- Born: 19 November 1960 (age 65)
- Education: Massachusetts Institute of Technology; Uppsala University; Stockholm University;
- Awards: IMO gold medal (1977); ACM Doctoral Dissertation Award (1985); Gödel Prize (1994, 2011); Knuth Prize (2018);
- Scientific career
- Fields: Computer science
- Workplaces: KTH Royal Institute of Technology
- Doctoral advisor: Shafrira Goldwasser

= Johan Håstad =

Swedish computer scientist

Johan Torkel Håstad (/sv/; born 19 November 1960) is a Swedish theoretical computer scientist most known for his work on computational complexity theory. He was the recipient of the Gödel Prize in 1994 and 2011 and the ACM Doctoral Dissertation Award in 1986, among other prizes. He has been a professor in theoretical computer science at KTH Royal Institute of Technology in Stockholm, Sweden since 1988, becoming a full professor in 1992. He is a member of the Royal Swedish Academy of Sciences since 2001.

He received his B.S. in Mathematics at Stockholm University in 1981, his M.S. in Mathematics at Uppsala University in 1984 and his Ph.D. in Mathematics from MIT in 1986.

Håstad's thesis and 1994 Gödel Prize concerned his work on lower bounds on the size of constant-depth Boolean circuits for the parity function. After Andrew Yao proved that such circuits require exponential size, Håstad proved nearly optimal lower bounds on the necessary size through his switching lemma, which became an important technical tool in circuit complexity with applications to learnability, the IP hierarchy, and proof systems.

He also received the 2011 Gödel Prize for his work on optimal inapproximability results. In particular, he improved the PCP theorem (which won the same prize in 2001) to give a probabilistic verifier for NP problems which reads only three bits. Further, he used these results to prove results in hardness of approximation.
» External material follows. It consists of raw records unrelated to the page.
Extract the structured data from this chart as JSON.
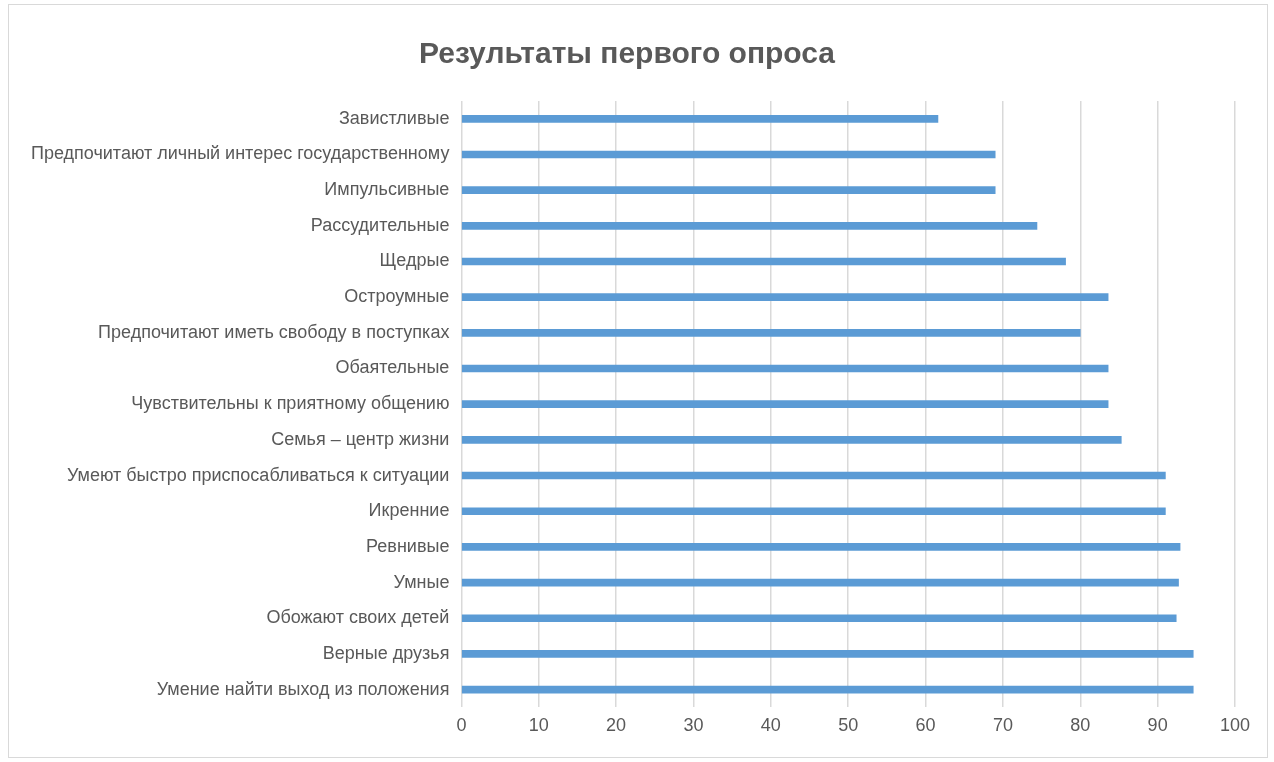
{
  "chart_data": {
    "type": "bar",
    "orientation": "horizontal",
    "title": "Результаты первого опроса",
    "categories": [
      "Завистливые",
      "Предпочитают личный интерес государственному",
      "Импульсивные",
      "Рассудительные",
      "Щедрые",
      "Остроумные",
      "Предпочитают иметь свободу в поступках",
      "Обаятельные",
      "Чувствительны к приятному общению",
      "Семья – центр жизни",
      "Умеют быстро приспосабливаться к ситуации",
      "Икренние",
      "Ревнивые",
      "Умные",
      "Обожают своих детей",
      "Верные друзья",
      "Умение найти выход из положения"
    ],
    "values": [
      61.6,
      69,
      69,
      74.4,
      78.1,
      83.6,
      80,
      83.6,
      83.6,
      85.3,
      91,
      91,
      92.9,
      92.7,
      92.4,
      94.6,
      94.6
    ],
    "color": "#5b9bd5",
    "xlim": [
      0,
      100
    ],
    "xticks": [
      0,
      10,
      20,
      30,
      40,
      50,
      60,
      70,
      80,
      90,
      100
    ],
    "grid": "x",
    "legend": false
  }
}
In 1998 Håstad was an Invited Speaker of the International Congress of Mathematicians in Berlin. In 1999 he was an Erdős Lecturer at the Hebrew University of Jerusalem. In 2012, he became a fellow of the American Mathematical Society. He was elected as an ACM Fellow in 2018 for "contributions in circuit complexity, approximability and inapproximability, and foundations of pseudorandomness".

In 2018 he received the Knuth Prize "for his long and sustained record of milestone
breakthroughs at the foundations of computer science, with huge impact on
many areas including optimization, cryptography, parallel computing, and complexity theory."